Connect with us

Pemerintah Kuatkan Sistem Riset dan Inovasi Nasional untuk Wujudkan Visi Indonesia Maju 2045

Menko Perekonomian Airlangga Hartarto

Jakarta – Riset dan inovasi adalah kesatuan yang tak terpisahkan. Sejumlah strategi perlu terus dikembangkan untuk meningkatkan sistem riset dan inovasi nasional. Salah satunya membangun ekosistem riset dan inovasi yang kuat.

Ketika membuka Rapat Koordinasi Nasional (Rakornas) Riset dan Inovasi 2021 mewakili Presiden RI Joko Widodo, Menteri Koordinator Bidang Perekonomian Airlangga Hartarto mengungkapkan bahwa ada sejumlah masukan yang dapat menjadi dasar pembahasan pada Rakornas tersebut.

Pertama, perlunya membangun ekosistem riset dan inovasi yang kuat agar menjadi fondasi kokoh untuk tumbuh dan berkembangnya inovasi yang membanggakan Indonesia di masa depan.
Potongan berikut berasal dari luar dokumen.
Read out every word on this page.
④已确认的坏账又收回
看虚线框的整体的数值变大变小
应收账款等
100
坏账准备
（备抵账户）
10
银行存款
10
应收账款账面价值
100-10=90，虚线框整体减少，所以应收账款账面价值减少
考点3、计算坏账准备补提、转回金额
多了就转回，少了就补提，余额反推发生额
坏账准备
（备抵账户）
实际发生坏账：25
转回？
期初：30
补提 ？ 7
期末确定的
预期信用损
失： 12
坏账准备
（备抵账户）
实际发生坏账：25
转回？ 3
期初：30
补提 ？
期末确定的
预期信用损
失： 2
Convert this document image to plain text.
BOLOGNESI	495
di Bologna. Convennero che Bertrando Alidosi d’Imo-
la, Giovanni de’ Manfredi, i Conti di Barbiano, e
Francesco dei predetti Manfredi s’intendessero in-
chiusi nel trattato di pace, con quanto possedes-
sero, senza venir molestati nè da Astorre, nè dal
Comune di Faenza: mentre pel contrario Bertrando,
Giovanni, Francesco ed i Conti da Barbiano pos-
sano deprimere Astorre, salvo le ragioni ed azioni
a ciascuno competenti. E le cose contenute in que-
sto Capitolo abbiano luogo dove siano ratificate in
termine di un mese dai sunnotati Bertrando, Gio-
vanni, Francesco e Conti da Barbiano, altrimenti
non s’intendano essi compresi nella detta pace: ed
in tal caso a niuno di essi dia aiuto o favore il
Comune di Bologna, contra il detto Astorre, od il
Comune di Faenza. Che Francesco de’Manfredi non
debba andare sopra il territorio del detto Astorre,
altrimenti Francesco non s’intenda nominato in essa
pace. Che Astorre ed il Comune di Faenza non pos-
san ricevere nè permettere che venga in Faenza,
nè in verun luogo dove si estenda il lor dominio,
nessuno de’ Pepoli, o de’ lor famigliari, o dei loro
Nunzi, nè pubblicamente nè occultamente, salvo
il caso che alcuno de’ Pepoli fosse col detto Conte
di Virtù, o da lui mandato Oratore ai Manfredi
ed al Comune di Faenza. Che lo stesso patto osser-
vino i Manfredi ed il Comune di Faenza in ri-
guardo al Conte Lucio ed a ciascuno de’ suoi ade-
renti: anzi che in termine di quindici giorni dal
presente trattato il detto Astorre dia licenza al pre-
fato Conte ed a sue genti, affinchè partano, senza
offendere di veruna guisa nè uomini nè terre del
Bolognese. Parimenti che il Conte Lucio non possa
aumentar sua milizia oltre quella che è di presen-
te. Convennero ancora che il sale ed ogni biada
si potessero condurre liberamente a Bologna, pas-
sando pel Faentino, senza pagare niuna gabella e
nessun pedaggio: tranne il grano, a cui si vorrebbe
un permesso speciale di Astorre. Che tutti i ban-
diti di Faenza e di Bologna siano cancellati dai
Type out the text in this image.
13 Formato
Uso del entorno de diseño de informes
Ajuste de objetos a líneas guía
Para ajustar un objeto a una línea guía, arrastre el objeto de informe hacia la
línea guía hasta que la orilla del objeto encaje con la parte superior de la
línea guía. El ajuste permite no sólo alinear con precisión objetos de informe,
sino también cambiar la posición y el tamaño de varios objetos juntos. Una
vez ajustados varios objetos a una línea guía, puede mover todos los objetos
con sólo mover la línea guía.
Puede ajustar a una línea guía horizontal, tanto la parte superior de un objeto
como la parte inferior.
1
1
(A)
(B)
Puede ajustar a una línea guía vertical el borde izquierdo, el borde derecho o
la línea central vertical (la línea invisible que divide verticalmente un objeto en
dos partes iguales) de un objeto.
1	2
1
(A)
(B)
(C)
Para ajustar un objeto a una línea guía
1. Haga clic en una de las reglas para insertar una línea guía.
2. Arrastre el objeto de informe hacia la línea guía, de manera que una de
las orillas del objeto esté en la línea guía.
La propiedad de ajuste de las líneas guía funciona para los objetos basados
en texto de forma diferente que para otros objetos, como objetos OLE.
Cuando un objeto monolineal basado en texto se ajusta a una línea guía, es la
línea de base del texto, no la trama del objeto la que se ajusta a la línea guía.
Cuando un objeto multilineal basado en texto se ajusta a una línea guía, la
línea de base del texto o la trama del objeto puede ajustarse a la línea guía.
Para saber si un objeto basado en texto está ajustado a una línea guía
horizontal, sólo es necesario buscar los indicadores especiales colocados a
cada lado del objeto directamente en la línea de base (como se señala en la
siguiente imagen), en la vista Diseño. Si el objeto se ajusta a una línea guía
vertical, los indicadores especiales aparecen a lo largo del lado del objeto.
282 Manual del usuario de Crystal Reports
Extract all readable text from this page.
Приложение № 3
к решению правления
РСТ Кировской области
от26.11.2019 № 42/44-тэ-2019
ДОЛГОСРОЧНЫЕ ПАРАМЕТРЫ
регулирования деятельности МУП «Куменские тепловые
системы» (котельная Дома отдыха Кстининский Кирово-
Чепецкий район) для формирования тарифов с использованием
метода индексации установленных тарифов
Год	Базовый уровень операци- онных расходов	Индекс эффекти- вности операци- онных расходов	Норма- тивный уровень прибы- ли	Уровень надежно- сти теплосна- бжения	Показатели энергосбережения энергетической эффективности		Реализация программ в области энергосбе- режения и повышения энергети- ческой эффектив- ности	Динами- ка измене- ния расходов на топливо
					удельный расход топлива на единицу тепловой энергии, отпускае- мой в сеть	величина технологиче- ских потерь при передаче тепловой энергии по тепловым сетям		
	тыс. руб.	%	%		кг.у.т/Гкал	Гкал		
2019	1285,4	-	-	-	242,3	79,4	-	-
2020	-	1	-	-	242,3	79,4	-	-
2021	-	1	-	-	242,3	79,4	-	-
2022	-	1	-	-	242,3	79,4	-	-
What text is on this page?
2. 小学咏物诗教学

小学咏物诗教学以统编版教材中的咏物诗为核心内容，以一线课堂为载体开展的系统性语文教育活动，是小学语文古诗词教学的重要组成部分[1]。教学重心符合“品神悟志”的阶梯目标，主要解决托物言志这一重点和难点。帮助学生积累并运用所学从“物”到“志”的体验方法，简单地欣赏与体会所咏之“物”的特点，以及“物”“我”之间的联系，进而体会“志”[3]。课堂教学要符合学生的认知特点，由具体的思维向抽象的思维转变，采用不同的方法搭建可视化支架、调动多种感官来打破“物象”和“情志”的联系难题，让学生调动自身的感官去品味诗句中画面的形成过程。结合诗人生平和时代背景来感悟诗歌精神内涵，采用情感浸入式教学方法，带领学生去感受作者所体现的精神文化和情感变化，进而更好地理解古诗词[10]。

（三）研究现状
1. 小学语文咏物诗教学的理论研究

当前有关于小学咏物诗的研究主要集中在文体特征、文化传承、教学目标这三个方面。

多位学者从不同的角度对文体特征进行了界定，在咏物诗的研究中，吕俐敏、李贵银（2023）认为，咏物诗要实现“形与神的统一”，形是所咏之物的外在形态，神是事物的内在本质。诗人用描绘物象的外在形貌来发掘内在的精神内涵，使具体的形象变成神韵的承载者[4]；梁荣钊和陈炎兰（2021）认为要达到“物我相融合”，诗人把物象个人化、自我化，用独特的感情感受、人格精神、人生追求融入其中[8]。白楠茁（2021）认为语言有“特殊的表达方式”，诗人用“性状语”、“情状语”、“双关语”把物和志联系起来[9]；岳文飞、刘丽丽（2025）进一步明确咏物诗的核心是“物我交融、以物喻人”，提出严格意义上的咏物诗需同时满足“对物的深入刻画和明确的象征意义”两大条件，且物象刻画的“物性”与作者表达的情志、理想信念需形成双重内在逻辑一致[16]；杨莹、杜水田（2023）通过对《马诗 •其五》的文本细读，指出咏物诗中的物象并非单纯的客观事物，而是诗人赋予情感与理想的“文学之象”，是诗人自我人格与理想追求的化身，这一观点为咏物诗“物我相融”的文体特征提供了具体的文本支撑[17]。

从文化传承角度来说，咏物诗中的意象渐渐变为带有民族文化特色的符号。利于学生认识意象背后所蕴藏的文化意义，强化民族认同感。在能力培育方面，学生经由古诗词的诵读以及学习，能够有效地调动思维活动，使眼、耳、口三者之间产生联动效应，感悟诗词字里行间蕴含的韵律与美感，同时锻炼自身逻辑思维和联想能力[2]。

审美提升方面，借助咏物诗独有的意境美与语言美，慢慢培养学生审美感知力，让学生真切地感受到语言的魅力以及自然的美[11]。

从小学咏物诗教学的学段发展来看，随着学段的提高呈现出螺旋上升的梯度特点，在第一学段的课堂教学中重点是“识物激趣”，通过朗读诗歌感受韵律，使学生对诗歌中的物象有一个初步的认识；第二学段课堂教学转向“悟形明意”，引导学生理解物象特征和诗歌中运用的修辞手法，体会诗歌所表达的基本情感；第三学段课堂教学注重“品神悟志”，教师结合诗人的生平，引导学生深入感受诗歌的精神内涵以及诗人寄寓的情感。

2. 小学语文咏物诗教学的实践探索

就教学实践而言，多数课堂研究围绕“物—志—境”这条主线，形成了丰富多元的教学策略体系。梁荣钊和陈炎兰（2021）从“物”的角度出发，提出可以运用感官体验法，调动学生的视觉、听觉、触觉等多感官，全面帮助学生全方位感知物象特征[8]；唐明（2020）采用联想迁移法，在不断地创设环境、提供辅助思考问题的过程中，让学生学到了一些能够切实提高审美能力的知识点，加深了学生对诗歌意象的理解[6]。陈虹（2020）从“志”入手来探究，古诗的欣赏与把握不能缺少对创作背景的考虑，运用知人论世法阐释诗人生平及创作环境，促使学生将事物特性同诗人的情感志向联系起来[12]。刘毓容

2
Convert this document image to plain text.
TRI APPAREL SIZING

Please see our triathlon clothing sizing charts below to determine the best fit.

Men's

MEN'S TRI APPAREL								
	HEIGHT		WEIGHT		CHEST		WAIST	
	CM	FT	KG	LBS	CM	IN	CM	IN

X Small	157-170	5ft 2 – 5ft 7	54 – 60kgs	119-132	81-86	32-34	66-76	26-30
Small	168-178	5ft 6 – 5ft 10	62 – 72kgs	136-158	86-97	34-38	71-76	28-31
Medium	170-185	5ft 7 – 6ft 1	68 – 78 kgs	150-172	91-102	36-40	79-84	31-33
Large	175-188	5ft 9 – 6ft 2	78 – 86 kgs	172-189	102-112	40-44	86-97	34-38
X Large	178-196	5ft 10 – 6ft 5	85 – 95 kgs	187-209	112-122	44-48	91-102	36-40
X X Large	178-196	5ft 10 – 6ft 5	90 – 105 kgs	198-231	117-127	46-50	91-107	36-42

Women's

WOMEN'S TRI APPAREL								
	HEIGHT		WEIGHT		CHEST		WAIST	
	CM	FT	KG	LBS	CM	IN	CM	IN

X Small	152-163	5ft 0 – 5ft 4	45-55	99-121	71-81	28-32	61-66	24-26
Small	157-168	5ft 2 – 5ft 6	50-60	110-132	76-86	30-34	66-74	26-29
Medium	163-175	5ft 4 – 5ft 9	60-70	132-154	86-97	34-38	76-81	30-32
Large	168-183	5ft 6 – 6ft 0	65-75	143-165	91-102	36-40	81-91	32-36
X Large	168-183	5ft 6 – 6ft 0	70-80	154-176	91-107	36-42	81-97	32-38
Hal ini terus dilakukan dengan memperbaiki dan mengintensifkan triple helix riset teknologi dan inovasi melalui kerja sama antar pemangku kepentingan.

Selain itu, Kementerian Riset dan Teknologi/Badan Riset dan Inovasi Nasional (Kemenristek/BRIN) bersama Kementerian/Lembaga (K/L) terkait lainnya dapat memanfaatkan berbagai Proyek Strategis Nasional (PSN) agar menjadi wahana alih teknologi yang dapat memperkuat kompetensi lembaga riset dan inovasi itu sendiri.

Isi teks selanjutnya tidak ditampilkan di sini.